Damage to skeletal muscle is relatively uncommon. Most toxicological problems of skeletal muscle result from actual denervation. A few myotoxic agents can cause severe muscle damage with rhabdomyolysis—clofibrate and related compounds, some of which are pesticides and organophosphates. Myotonic activity is caused by diazacholesterols and chlorophenoxyisobutyric acid based herbicides, and hypokalaemic paralysis by liquorice, diuretics, and alcohol abuse. Skeletal muscle regenerates rapidly following removal of the causative agent. The most serious acute clinical problem associated with rhabdomyolysis is the risk of acute renal failure.

Psychiatric and behavioural disorders

Patients complaining of neurotoxic syndromes frequently report that they are depressed, anxious, forgetful, or simply “not right”. In most cases, the psychiatric abnormalities are relatively mild, but major problems of dementia and a parkinsonism/dementia syndrome have been associated with aluminium toxicity, a cerebellar ataxia with dementia with lithium overdose, and severe psychotic disorders with lysergic acid diethylamide (LSD). It is probable that the psychiatric/psychological problems are often ignored and even trivialised so there is little reliable information on the diagnosis, management, and prognosis of mental health problems in such groups of people. More research is needed into both the acute and chronic effects of neurotoxic exposure on mental function. Guidelines for the psychiatric and psychological assessments are available.3


The potential health risks from exposure to toxic environmental agents is now a major public health issue, and the development of expertise and facilities for the investigation of neurotoxicity in man is of growing importance. The management of patients suffering from environmental neurotoxic poisoning is professionally immature and multidisciplinary groups will need to be formed to manage the most severely affected. More effort will have to be placed on the production of diagnostic indicators of neurotoxic syndromes using fast responding biomarkers. More attention is needed in two priority areas: the effect on the developing fetus and growing infant of long term exposure to low concentrations of environmental neurotoxins; and the long term health effects of acute severe poisoning in man.
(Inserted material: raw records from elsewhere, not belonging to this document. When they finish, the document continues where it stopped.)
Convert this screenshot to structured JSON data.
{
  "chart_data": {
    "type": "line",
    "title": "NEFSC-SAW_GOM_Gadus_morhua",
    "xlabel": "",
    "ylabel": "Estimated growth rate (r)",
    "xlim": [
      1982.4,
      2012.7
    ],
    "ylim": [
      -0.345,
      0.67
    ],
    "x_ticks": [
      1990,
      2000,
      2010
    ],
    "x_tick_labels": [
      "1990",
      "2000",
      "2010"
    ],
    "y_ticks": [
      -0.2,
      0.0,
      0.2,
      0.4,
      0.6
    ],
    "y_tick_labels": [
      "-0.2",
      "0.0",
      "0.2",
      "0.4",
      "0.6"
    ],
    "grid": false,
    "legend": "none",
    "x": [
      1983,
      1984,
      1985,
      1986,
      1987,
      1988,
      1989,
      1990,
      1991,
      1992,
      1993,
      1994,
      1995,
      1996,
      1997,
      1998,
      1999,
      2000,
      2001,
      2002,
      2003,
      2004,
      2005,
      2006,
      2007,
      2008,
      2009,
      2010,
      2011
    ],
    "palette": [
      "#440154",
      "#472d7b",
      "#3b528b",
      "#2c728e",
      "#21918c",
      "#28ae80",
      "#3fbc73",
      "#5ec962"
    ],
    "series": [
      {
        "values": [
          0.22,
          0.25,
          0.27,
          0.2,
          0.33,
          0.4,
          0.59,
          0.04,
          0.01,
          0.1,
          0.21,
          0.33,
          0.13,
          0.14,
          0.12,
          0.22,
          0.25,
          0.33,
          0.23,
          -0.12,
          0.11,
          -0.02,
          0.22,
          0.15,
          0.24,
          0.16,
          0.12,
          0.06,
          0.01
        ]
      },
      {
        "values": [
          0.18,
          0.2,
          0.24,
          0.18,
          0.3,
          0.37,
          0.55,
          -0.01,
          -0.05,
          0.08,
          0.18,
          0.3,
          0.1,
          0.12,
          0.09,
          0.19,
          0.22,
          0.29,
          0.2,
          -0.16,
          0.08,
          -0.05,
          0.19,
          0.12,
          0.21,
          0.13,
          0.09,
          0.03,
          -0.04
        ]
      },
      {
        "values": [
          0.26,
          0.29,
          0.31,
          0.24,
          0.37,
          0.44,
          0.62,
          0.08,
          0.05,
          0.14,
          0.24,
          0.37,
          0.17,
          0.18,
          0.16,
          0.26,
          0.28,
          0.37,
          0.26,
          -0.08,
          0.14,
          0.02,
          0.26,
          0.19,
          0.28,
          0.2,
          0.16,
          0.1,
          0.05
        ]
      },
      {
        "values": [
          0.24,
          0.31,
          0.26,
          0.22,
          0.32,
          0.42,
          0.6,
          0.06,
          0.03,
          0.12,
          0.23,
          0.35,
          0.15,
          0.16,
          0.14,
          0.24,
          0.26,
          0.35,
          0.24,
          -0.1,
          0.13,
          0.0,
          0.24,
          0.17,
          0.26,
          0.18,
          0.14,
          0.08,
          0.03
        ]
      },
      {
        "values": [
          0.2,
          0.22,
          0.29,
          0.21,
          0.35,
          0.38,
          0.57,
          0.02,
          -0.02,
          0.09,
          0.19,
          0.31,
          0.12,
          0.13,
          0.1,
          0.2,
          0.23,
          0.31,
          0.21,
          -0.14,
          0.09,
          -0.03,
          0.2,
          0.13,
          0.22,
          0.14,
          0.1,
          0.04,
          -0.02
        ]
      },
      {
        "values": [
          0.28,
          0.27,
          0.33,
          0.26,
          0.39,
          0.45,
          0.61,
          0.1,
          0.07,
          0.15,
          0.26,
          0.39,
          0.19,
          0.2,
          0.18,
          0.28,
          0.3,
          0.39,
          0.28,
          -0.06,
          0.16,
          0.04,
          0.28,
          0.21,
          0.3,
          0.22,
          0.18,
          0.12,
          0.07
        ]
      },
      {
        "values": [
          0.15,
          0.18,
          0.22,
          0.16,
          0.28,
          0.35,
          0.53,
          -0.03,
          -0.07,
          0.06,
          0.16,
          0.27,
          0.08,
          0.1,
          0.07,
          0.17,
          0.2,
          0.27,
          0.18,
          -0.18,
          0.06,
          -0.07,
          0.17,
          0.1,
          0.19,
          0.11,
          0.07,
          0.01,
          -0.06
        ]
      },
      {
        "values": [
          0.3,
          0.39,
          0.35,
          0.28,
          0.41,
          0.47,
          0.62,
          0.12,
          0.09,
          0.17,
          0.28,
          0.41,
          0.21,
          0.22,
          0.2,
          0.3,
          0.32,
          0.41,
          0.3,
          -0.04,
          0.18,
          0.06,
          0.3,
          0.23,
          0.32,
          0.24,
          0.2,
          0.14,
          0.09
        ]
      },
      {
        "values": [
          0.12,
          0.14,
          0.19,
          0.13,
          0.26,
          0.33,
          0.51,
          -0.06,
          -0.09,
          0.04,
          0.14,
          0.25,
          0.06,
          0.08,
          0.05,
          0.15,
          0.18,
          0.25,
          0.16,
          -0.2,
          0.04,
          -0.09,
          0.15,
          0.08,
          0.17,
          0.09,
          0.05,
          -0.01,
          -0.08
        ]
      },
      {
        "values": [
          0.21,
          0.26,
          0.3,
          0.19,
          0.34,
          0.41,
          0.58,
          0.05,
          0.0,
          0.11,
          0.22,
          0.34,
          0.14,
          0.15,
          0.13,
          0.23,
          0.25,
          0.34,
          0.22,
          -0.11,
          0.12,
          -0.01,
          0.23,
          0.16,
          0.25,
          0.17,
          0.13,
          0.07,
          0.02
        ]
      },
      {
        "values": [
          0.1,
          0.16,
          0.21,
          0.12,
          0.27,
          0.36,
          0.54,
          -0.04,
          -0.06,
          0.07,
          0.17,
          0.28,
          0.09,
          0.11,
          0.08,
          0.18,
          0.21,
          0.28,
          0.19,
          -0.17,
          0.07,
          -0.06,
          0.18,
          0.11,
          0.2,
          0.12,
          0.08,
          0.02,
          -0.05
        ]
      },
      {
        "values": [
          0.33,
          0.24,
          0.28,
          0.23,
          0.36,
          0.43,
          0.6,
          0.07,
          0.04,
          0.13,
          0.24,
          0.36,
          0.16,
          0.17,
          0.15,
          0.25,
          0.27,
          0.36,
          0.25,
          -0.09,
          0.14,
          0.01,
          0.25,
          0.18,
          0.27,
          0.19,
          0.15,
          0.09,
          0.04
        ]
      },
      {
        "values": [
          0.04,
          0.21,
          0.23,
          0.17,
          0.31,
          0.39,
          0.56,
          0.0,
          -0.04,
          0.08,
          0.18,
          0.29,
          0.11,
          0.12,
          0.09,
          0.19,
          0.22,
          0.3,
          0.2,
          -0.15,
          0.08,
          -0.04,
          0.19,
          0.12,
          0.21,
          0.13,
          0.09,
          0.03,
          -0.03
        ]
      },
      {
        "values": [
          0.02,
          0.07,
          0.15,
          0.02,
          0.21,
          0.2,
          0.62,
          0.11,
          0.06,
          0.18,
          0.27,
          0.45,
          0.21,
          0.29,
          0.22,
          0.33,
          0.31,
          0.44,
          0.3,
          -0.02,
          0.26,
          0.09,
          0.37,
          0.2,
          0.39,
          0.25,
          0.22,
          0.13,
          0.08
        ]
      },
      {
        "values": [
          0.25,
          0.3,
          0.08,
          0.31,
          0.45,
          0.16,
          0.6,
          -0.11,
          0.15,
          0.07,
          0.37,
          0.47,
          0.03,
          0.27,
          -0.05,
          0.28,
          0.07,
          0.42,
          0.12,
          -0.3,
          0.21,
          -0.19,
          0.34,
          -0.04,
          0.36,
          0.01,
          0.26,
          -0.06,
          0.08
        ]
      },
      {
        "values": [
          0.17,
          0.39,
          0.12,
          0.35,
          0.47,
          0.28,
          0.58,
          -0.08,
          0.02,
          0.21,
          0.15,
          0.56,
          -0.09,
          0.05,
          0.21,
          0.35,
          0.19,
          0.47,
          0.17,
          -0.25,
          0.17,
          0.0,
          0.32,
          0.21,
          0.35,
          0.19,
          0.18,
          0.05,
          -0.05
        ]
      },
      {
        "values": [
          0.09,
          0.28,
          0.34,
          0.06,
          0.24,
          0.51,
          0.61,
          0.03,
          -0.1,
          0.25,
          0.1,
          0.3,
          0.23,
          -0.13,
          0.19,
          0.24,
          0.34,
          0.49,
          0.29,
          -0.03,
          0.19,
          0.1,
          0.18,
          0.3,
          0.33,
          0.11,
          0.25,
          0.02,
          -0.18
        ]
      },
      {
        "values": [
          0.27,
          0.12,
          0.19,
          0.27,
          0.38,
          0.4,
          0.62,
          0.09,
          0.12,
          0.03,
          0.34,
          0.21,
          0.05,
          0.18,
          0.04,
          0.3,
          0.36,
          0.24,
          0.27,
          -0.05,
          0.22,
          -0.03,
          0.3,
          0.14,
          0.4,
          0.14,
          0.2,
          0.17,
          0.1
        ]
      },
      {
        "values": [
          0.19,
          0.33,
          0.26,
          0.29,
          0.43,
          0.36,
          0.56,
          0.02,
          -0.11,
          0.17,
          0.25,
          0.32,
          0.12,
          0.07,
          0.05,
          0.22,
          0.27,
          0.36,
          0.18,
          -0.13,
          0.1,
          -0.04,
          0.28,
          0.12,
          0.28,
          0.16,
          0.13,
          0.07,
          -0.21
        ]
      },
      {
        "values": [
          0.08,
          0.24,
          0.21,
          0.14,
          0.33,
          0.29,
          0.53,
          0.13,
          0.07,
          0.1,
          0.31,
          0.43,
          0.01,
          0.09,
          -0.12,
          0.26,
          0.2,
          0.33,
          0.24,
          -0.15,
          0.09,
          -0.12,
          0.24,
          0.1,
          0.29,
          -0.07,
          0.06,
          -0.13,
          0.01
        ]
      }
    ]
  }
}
Specific research is also required to assess the continuing claims that potential neurotoxins do not have a “safe” limit because we know so little of possible toxic synergy with exposure to multiple toxins. It is essential that neurotoxicologists take seriously the genuine anxieties of farmers, war veterans, and similar groups who have experienced ill health apparently following low level exposures to neurotoxic compounds. It is also anticipated that major advances will be made into our understanding of the interaction between environmental agents and susceptibility factors in the development of neurodegenerative disorders such as Parkinson’s disease, motor neurone disease, and Alzheimer’s disease.